Originally called the “Two Headed Trout and Other Fantastic Fish Stories Round Table,” the dinner was first held at the Antrim Lodge on March 31, the night before the Opening Day of the trout fishing season in New York. Red Smith, the legendary outdoor writer of the New York Times, created the colorful moniker and initiated its annual dinner back in the 1940s, which was held to bring the outdoor writers of the day together with well-known trout fishermen in order to glean a clever story for their fishing columns. The dinner was held for many decades at the Antrim on March 31 until the Antrim closed its doors. Now hosted by the Roscoe Chamber of Commerce, the date of the dinner varies, and this year’s venue will be the Rockland House; members of the general public are invited to attend.

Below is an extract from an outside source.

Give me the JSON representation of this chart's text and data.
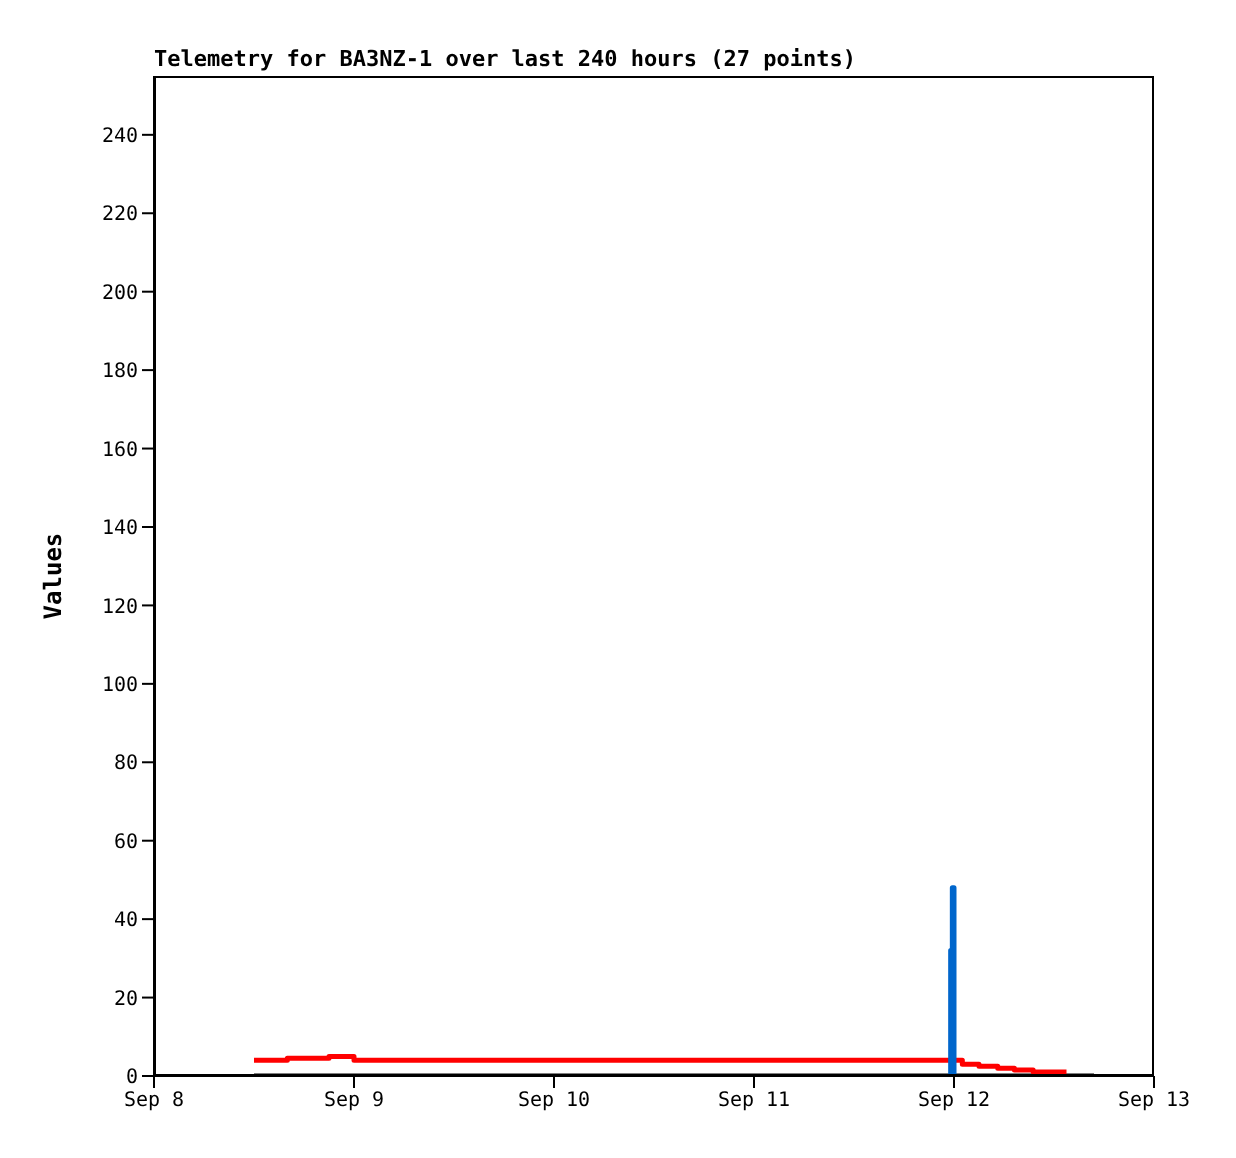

But trout fishermen had made their way to the Beaverkill even 100 years before Red Smith initiated those dinners, and by the 1890s the O.&W. railroad made inroads to the popular fishing destination and constructed a new railroad station at Roscoe in 1895. When the station was completed, a long-time Beaverkill angler, J.S. Underhill, a wealthy builder of ferry boats from Brooklyn, gifted the railroad with a magnificent weathervane that was placed atop the station, and featured a handsome copper figure of a trout, which greeted the thousands of anglers who traveled from near and far to fish the famous river. Several generations of passengers and anglers enjoyed this wonderful gift, which served to inform them of which direction the wind was blowing, perhaps influencing their decision whether to fish with dry flies upstream or wet flies downstream.

The trout weathervane held its lofty position for 62 years, becoming a symbol of the golden era of outstanding fishing on the Beaverkill. But in 1957, after the railroad ceased to operate but before the station was demolished, the great trout weathervane disappeared! A story was written in the Hancock Herald on July 24, 1958 by outdoor columnist, Frank Trinkner, who revealed that he contacted the State Police at Roscoe for information and was told that they had heard rumors that it was missing, but no one had made an official complaint. Trinkner then called Doug Bury, the proprietor of the Antrim Lodge, located just a short distance away, and was told that Doug not only knew of the missing trout but had contemplated swiping it himself! He revealed that a long-time customer of his from Connecticut had called and “bluntly suggested that Doug steal it for him...” Doug “was weighing the best means of doing just this when some other miscreant stole it right out from under his nose.” Doug suspected that he knew who the thief might be, and that after the “hot trout” had “cooled off a bit” it might reappear in the environs of Roscoe.